彼らが操る機体が一番の能力を持った機体であった。
クリスとロイスのTran-ZSは標準装備のハイランスよりはましだった。
ほかのTran-ZSは大破されており、使い物にならなかった。
それで、スターレイピアとTran-ZSのハードポイントを利用して両機をつなげたのである。
もちろん操縦系統が合うはずがなく、その調整が必要だった。
しかし、ランはそれをいとも簡単にやり遂げた。

「動かしてみてください!」

『了解!』

その答えと同時に、スターレイピアの翼が動く。
左右、上下に動き、操縦系統に問題がないことが示される。

「本当に驚きだ・・」

グレナディアもコクピットの中で呟いた。
それもこの短時間の中でよくここまでと思ってしまう。
彼の将来がちょっと楽しみにできるかしれない。
あの気弱さえ直ればの話しだが・・・。

びーびーびー!

アラームが鳴り、格納庫は赤い光に包まれた。
コクピットに戻った真沙緒はすぐに情況説明をブリッジに問い出す。

『要塞が発砲!!あ・・でも・・』

「なによ!」

『我々にはではありません。あ・・・。
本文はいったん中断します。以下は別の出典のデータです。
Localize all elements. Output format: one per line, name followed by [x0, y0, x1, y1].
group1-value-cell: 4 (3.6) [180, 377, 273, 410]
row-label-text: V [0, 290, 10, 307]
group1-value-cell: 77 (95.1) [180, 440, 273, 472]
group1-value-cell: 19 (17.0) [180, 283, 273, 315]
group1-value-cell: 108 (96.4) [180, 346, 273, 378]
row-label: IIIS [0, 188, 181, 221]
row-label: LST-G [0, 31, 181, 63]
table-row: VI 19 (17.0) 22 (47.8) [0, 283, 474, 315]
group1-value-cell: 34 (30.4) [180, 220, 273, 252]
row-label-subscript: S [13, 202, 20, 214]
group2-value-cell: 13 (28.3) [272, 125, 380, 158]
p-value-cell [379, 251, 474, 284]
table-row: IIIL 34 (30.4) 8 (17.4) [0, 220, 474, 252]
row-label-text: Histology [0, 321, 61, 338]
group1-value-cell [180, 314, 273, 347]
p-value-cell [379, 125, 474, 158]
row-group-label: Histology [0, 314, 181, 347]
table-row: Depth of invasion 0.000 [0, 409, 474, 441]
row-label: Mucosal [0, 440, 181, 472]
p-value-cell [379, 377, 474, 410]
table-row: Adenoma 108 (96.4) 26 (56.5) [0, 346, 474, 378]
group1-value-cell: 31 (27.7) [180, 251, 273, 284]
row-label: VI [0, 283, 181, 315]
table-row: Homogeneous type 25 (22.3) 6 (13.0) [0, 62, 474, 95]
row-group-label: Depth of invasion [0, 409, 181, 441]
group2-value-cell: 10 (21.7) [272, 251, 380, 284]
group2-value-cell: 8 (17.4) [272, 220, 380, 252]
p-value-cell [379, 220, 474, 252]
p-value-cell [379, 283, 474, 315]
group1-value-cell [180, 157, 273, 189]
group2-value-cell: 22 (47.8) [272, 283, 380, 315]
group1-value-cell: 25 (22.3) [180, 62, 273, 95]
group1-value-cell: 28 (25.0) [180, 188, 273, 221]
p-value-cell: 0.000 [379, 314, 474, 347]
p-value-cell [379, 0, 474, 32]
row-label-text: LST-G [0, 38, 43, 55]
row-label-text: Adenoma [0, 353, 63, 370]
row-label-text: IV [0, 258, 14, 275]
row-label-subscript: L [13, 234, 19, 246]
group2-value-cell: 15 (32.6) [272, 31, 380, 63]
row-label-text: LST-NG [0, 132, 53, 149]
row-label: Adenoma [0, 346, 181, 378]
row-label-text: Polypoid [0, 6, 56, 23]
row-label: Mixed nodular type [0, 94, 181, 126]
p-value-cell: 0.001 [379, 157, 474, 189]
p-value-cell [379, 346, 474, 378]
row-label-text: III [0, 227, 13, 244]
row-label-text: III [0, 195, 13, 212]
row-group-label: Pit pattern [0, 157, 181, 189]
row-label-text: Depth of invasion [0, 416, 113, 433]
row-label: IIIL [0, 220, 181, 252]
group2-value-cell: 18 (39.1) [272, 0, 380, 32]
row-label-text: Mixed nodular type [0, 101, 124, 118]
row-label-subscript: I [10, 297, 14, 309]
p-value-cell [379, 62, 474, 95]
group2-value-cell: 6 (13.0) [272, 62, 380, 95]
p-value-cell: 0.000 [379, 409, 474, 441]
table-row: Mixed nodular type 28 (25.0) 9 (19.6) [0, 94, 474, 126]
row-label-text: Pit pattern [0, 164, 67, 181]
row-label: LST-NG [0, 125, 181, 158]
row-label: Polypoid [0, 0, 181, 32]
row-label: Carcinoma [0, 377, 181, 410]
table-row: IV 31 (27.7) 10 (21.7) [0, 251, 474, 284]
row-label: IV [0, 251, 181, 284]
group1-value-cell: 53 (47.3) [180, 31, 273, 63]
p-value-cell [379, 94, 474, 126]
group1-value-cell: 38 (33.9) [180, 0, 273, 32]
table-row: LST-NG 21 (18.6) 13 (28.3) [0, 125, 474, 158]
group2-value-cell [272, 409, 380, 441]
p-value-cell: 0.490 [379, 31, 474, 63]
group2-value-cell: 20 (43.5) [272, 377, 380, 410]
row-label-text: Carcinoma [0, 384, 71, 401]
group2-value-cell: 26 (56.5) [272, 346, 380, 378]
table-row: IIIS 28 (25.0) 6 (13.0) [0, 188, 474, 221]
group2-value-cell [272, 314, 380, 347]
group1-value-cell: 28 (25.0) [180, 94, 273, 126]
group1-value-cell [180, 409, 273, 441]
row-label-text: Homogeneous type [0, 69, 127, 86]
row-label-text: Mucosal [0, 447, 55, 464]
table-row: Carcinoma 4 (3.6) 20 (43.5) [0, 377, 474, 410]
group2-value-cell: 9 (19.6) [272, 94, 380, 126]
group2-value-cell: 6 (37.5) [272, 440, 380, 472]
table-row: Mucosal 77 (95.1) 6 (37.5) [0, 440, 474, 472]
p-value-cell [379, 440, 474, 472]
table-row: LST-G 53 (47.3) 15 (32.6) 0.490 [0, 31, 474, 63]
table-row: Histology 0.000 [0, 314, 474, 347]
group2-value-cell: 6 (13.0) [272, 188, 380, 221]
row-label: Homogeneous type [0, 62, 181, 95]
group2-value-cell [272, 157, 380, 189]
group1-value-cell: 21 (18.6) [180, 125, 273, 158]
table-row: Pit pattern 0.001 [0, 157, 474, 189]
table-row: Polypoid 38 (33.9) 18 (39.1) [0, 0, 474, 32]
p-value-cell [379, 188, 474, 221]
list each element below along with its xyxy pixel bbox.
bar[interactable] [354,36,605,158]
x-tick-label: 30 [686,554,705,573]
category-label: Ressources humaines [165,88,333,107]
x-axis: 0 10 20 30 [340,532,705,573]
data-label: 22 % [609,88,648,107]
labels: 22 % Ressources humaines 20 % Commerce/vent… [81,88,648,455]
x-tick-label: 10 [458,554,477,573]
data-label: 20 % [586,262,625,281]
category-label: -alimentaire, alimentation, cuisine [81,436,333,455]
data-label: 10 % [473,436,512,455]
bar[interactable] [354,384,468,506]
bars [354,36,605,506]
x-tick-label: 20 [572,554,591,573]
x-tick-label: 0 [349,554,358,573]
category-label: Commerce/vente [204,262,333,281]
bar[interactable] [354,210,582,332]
映像を送ります!』

そこに映されたものは….

「フェナ!・・・・全機、ただちに発進!Tran-DSzを援護せよ!」

映し出されているのは要塞の濃い対空砲に押されているTran-DSzであった。
PDSがなんとか攻撃を押さえているが、真沙緒にはその動きが少々・・・普通に見えた。

「いったいどうしたってのよ!」

『Tran-ZSS、零少尉、Tran-D、アーリーさん、発進してください!』

「「了解!!」」

『次はクリスとロイスさんです!』

「ああ」
「了解です」

リニアカタパルトが静かに真沙緒とアーリーを空に飛ばした。
二人は発進と同時にスロットルを全開にして要塞へと向かっていく。
その次にクリスとロイスが発進。
そして最後にグレナディア。
頼みますというのが、艦隊すべての人間の思いだろう。
エルファの運命はここでTA六機にゆだねられた・・・。